Wednesday, May 04, 2005

A Francophile friend is gradually discovering French movies, and the main thing that gets her are the American titles. Audrey Tatou movies, in particular, give her the pip. A la folie... pas du tout means "Madly ... And Not at All," not He Loves Me, He Loves Me Not. Le Battement d'ailes du papillon means "the beating of the butterfly's wings": why in the world call it Happenstance?

Of course, mere literalism doesn't always do the trick when you're going from one culture to another. I told her, wrongly, that Bertrand Blier's wild 1974 road movie Las Valseuses translates as "The Testicles." Actually, it means The Waltzers. Anyway, Going Places is a better title.

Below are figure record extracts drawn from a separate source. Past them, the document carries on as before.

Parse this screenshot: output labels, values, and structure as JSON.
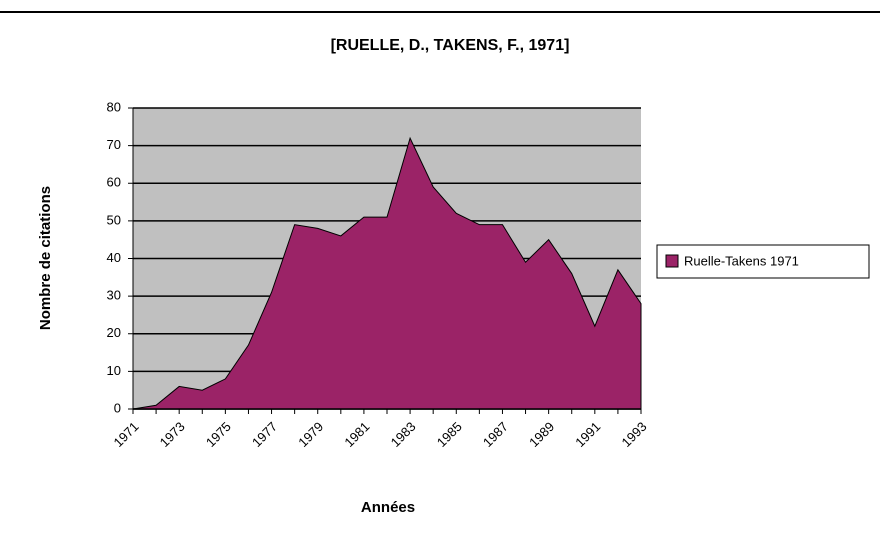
{
  "chart_data": {
    "type": "area",
    "title": "[RUELLE, D., TAKENS, F., 1971]",
    "x_label": "Années",
    "y_label": "Nombre de citations",
    "categories": [
      "1971",
      null,
      "1973",
      null,
      "1975",
      null,
      "1977",
      null,
      "1979",
      null,
      "1981",
      null,
      "1983",
      null,
      "1985",
      null,
      "1987",
      null,
      "1989",
      null,
      "1991",
      null,
      "1993"
    ],
    "series": [
      {
        "name": "Ruelle-Takens 1971",
        "color": "#9b2367",
        "values": [
          0,
          1,
          6,
          5,
          8,
          17,
          31,
          49,
          48,
          46,
          51,
          51,
          72,
          59,
          52,
          49,
          49,
          39,
          45,
          36,
          22,
          37,
          28
        ]
      }
    ],
    "ylim": [
      0,
      80
    ],
    "yticks": [
      0,
      10,
      20,
      30,
      40,
      50,
      60,
      70,
      80
    ],
    "grid": true,
    "legend": "right",
    "plot_background": "#c0c0c0"
  }
}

All of which served to suddenly make me wish I had the DVD of Going Places, because I think I'd watch it immediately. Twenty or so years ago, there were a spate of great films at the Nickleodeon that I just gobbled up, one after the next, and they were all made in the 1970s, which I think may have been some international period of balls-to-the-walls experimentation and greatness for film internationally, and not just in America.

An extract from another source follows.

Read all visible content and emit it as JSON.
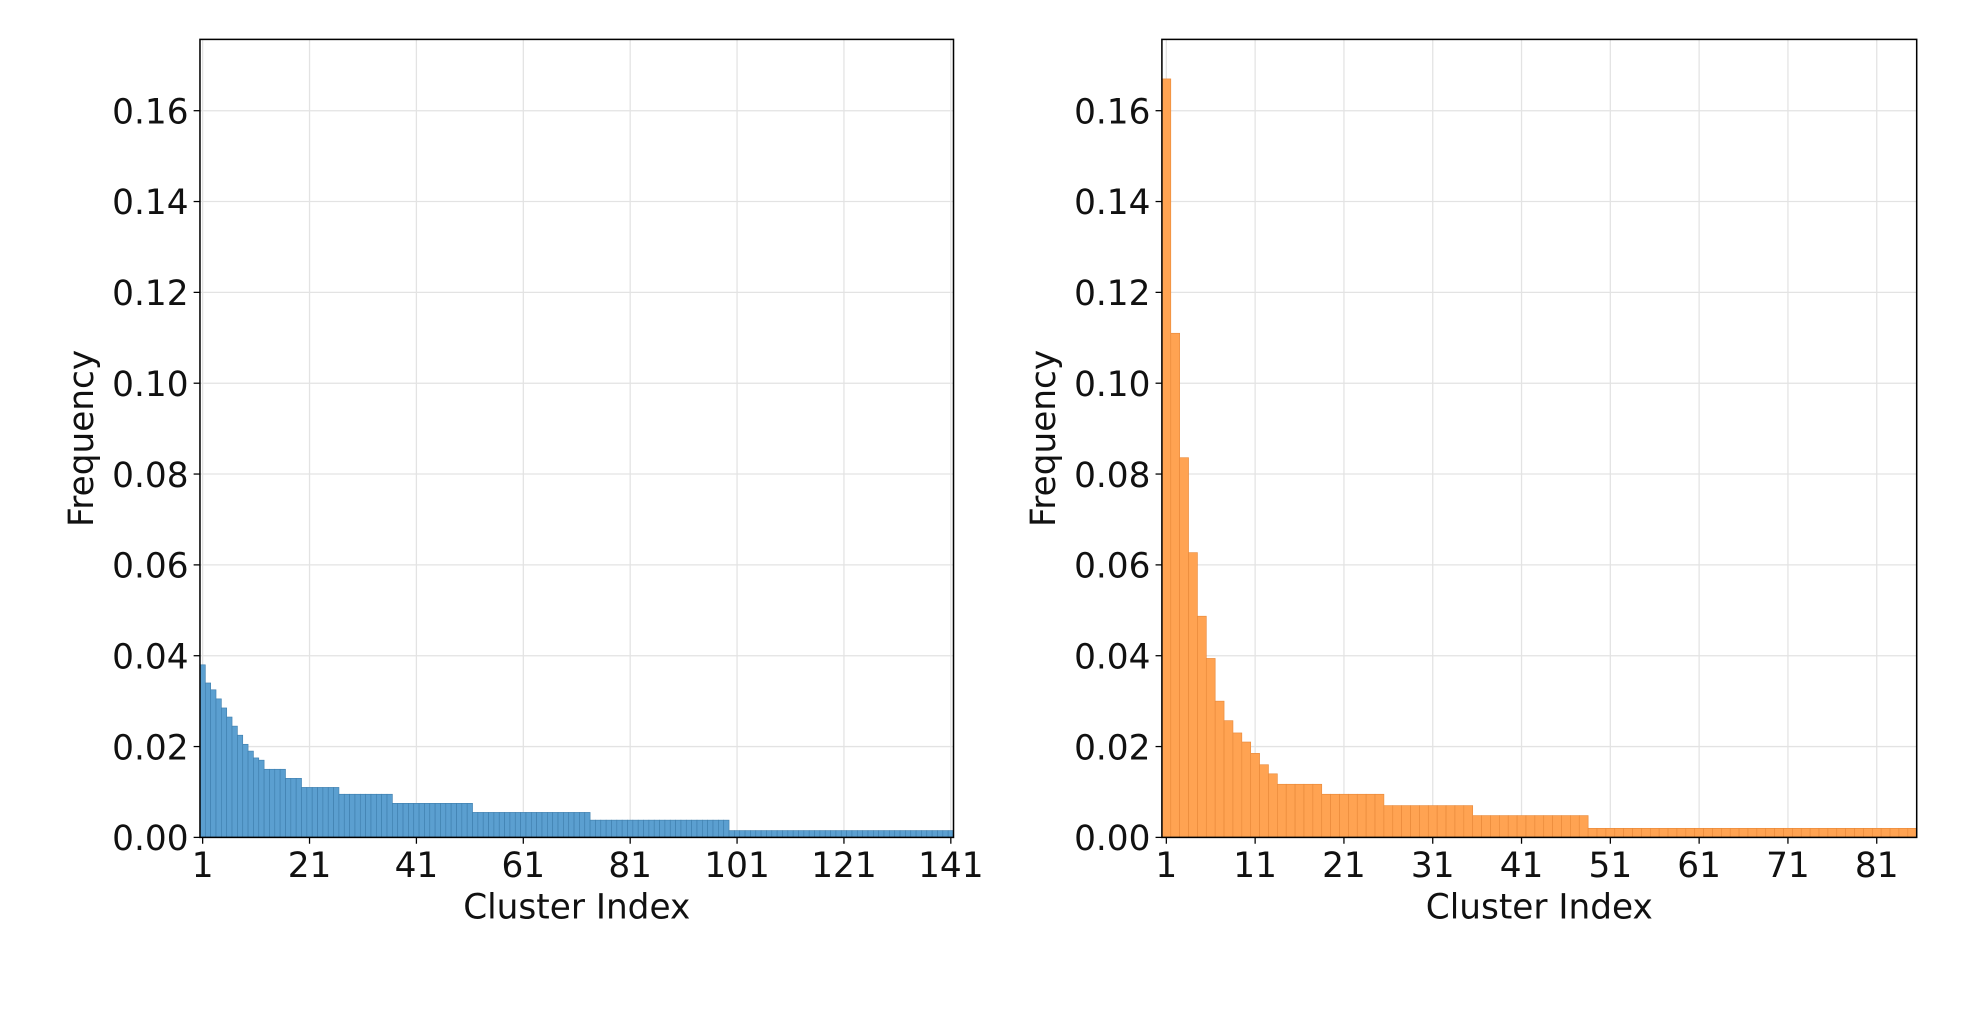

There was, of course, Going Places, but also Dusan Makavejev's WR: Mysteries of the Organism, and there was a five-week showing of Fassbinder's 15-hour Berlin Alexanderplatz (three hours every Sunday). Godard's migraine-inducing Weekend. Movies that pushed envelopes that are no longer pushed. Grunting. Sexual. Sweaty. Movies aren't as interested in sex anymore; now it's all about violence. After watching Robert Rodriguez and Frank Miller's dull Sin City, it seems the key question facing directors today is whether there is some new and exciting and interesting way to show carnage. Is there an angle that hasn't been used? A vital organ that hasn't been sliced in half? It's the kind of thing I would call depressing if I was melodramatic, or if I was much given to wallowing in an imaginary past, which I'm generally not. You just don't sense in movies the same kind of liberation you did in the past. i'm not sure you still can.